Structural visualisation and analysis
2.2
Molecular visualisation and structural analysis were conducted using PyMOL (Schrödinger, LLC; version 2.5.0). Secondary structure elements were assigned from the AF3-derived atomic coordinates using PyMOL’s built-in dss algorithm, which infers secondary structure based on both backbone geometry and hydrogen-bonding patterns. All assignments were cross-checked with the DSSP algorithm. Notably, DSSP annotated the characteristically curved β-strands of the Sm proteins as single continuous elements (in line with existing PDB entries), while the dss algorithm assigned short internal loop interruptions. Because this more closely reflected the AF3-predicted backbone geometry, dss was used for all structural representations. To maintain compatibility with the canonical description of the five-stranded Sm fold (β1–β5), the internal β-strand numbering was harmonised with the DSSP-based convention. Further details are provided in Supplementary Figure S16. The ribbon representation of the protein complexes was coloured by subunit identity (Table 1) or based on the pLDDTs of the central backbone carbon (Cα). Model confidence was categorised and coloured as follows: very high (pLDDTs >90; blue, #004CCA), high (90 > pLDDTs >70; cyan, #49C4EE), low (70 > pLDDTs >50; yellow, #FFD539), very low (pLDDTs <50; red, #FF7143). Side chains and backbone groups at the modelled protein–protein interfaces, geometrically compatible with hydrogen-bonding and hydrophobic contacts, were annotated with PyMOL and the Arpeggio web server (http://bleoberis.bioc.cam.ac.uk/arpeggioweb) [23]. For the sake of clarity, unstructured internal loops or terminal regions (pLDDTs <70) that do not participate in the complex formation or overlap with high-confidence areas of interest have been hidden in the structural representations. The full-length protein complexes are depicted in Supplementary Figures S3 and S4 and Supplementary Videos S1 and S2.
Supplementary material related to this article can be found online at doi:10.1016/j.jallcom.2022.164017.
The following is the Supplementary material related to this article Video S1.Video S1
Supplementary material related to this article can be found online at doi:10.1016/j.jallcom.2022.164017.

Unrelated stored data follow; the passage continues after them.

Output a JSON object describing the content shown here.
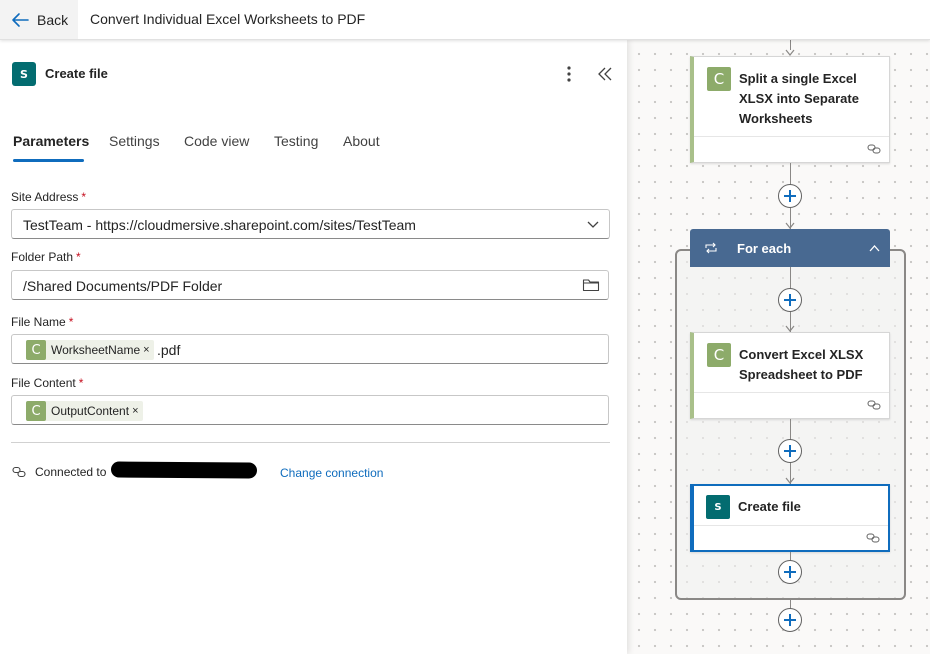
{
  "header": {
    "back_label": "Back",
    "flow_title": "Convert Individual Excel Worksheets to PDF"
  },
  "panel": {
    "title": "Create file",
    "icon": "sharepoint-icon",
    "tabs": [
      {
        "label": "Parameters",
        "active": true
      },
      {
        "label": "Settings"
      },
      {
        "label": "Code view"
      },
      {
        "label": "Testing"
      },
      {
        "label": "About"
      }
    ],
    "fields": {
      "site_address": {
        "label": "Site Address",
        "required": "*",
        "value": "TestTeam - https://cloudmersive.sharepoint.com/sites/TestTeam"
      },
      "folder_path": {
        "label": "Folder Path",
        "required": "*",
        "value": "/Shared Documents/PDF Folder"
      },
      "file_name": {
        "label": "File Name",
        "required": "*",
        "token_badge": "C",
        "token": "WorksheetName",
        "token_remove": "×",
        "suffix": ".pdf"
      },
      "file_content": {
        "label": "File Content",
        "required": "*",
        "token_badge": "C",
        "token": "OutputContent",
        "token_remove": "×"
      }
    },
    "connection": {
      "label": "Connected to",
      "change_label": "Change connection"
    }
  },
  "canvas": {
    "cards": {
      "split": {
        "badge": "C",
        "title_line1": "Split a single Excel",
        "title_line2": "XLSX into Separate",
        "title_line3": "Worksheets"
      },
      "foreach": {
        "title": "For each"
      },
      "convert": {
        "badge": "C",
        "title_line1": "Convert Excel XLSX",
        "title_line2": "Spreadsheet to PDF"
      },
      "create": {
        "badge": "S",
        "title": "Create file"
      }
    }
  },
  "colors": {
    "accent": "#0f6cbd",
    "sharepoint": "#036c70",
    "cloudmersive": "#8dab6a",
    "foreach_header": "#486991",
    "required": "#c50f1f"
  }
}
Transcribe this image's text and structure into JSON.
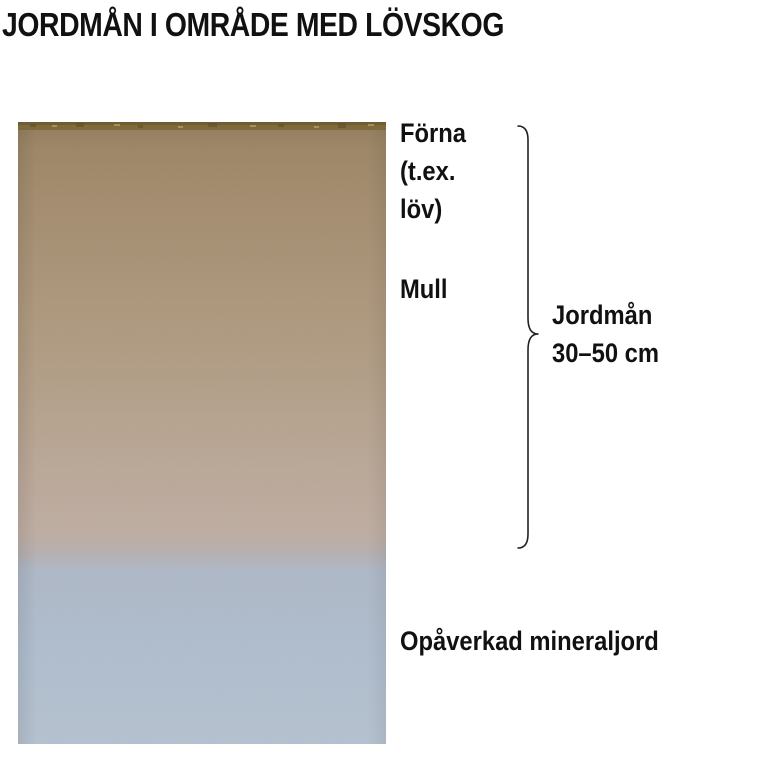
{
  "title": "JORDMÅN I OMRÅDE MED LÖVSKOG",
  "labels": {
    "forna": [
      "Förna",
      "(t.ex.",
      "löv)"
    ],
    "mull": "Mull",
    "jordman": [
      "Jordmån",
      "30–50 cm"
    ],
    "mineral": "Opåverkad mineraljord"
  },
  "colors": {
    "litter": "#8a7044",
    "humus_top": "#a58e6e",
    "humus_bottom": "#c2ad9c",
    "mineral": "#aebdce",
    "text": "#111111"
  }
}
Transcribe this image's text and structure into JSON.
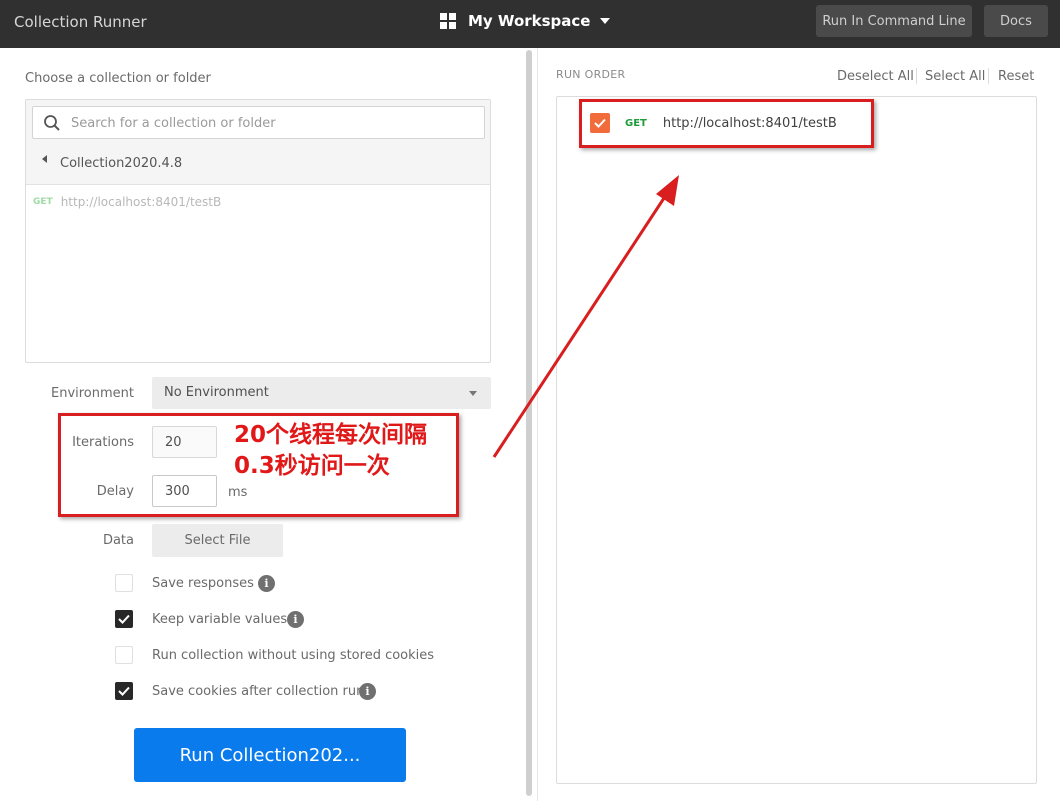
{
  "app": {
    "title": "Collection Runner"
  },
  "workspace": {
    "name": "My Workspace"
  },
  "toolbar": {
    "run_cli_label": "Run In Command Line",
    "docs_label": "Docs"
  },
  "left": {
    "choose_label": "Choose a collection or folder",
    "search_placeholder": "Search for a collection or folder",
    "collection_name": "Collection2020.4.8",
    "requests": [
      {
        "method": "GET",
        "url": "http://localhost:8401/testB"
      }
    ]
  },
  "form": {
    "environment_label": "Environment",
    "environment_value": "No Environment",
    "iterations_label": "Iterations",
    "iterations_value": "20",
    "delay_label": "Delay",
    "delay_value": "300",
    "delay_unit": "ms",
    "data_label": "Data",
    "select_file_label": "Select File"
  },
  "options": [
    {
      "label": "Save responses",
      "checked": false,
      "info": true
    },
    {
      "label": "Keep variable values",
      "checked": true,
      "info": true
    },
    {
      "label": "Run collection without using stored cookies",
      "checked": false,
      "info": false
    },
    {
      "label": "Save cookies after collection run",
      "checked": true,
      "info": true
    }
  ],
  "run_button_label": "Run Collection202...",
  "right": {
    "run_order_label": "RUN ORDER",
    "deselect_all": "Deselect All",
    "select_all": "Select All",
    "reset": "Reset",
    "items": [
      {
        "method": "GET",
        "url": "http://localhost:8401/testB",
        "checked": true
      }
    ]
  },
  "annotation": {
    "line1": "20个线程每次间隔",
    "line2": "0.3秒访问一次",
    "color": "#d81e1e"
  },
  "colors": {
    "accent": "#097bed",
    "checkbox_orange": "#f26b3a",
    "get_green": "#1e9b3a",
    "topbar": "#303030"
  },
  "icons": {
    "info": "i"
  }
}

The following is the Supplementary material related to this article Video S2.Video S2
Evolutionary conservation analysis
2.3
The evolutionary conservation of the pICln C-terminus was assessed using Clustal Omega multiple sequence alignment (Version 1.2.4; https://www.ebi.ac.uk/jdispatcher/msa/clustalo). The NCBI Reference Sequence of human pICln (NP_001284.1) was aligned against seven vertebrate homologues ranging from mammals (Mus musculus, Canis lupus) to fish (Latimeria chalumnae, Danio rerio) using default settings (Table 2). Residue-wise conservation was quantified using the online conservation scoring tool available at https://compbio.cs.princeton.edu/conservation/score.html [24]. Multiple sequence alignments in FASTA format were analysed using the Shannon entropy scoring method with a window size of 3 and BLOSUM62 substitution matrix, resulting in normalised scores ranging from 0 (low conservation) to 1 (strong conservation) per residue. Evolutionary analysis was extended to non-vertebrate species Ciona intestinalis (Chordata), Asterias amurensis (Deuterostoma) and Drosophila melanogaster (Protostoma) (Table 2).
Results
3
The pICln C-terminus is modelled to partially adopt an α-helical conformation
3.1
Previously, we demonstrated that ULK1-dependent phosphorylation of Ser193, Ser195, and Ser197 in the human pICln C-terminus interferes with pICln/SmG interaction, favours 6S ring opening and promotes transfer of Sm proteins to the SMN complex [18], [19]. However, the structural details of this vertebrate-specific regulatory mechanism remained elusive, as the only available experimental 6S structure lacks the C-terminus of pICln, which is predicted as an intrinsically disordered region (IDR) by classical prediction tools [25]. However, based on the 13Cα-13Cβ secondary chemical shifts in nuclear magnetic resonance (NMR) spectroscopy, Schedlbauer and colleagues have previously suggested that the central region of the pICln C-terminus may be able to adopt a preferred α-helical organisation [25]. Consistent with these experimental results, we observed that the AlphaFold Monomer v2.0 pipeline (AlphaFold protein structure database entry AF-P54105-F1-v4) predicts two consecutive α-helices in the C-terminus of human pICln spanning Tyr170 to His176 and Ala179 to Gln194; modelled with high to very high confidence (pLDDTs >70; Supplementary Figure S1). To examine how AlphaFold predicts the structure of human pICln within the assembled 6S intermediate, we used the AlphaFold 3 webserver to model the quaternary structure from the full-length human protein sequences.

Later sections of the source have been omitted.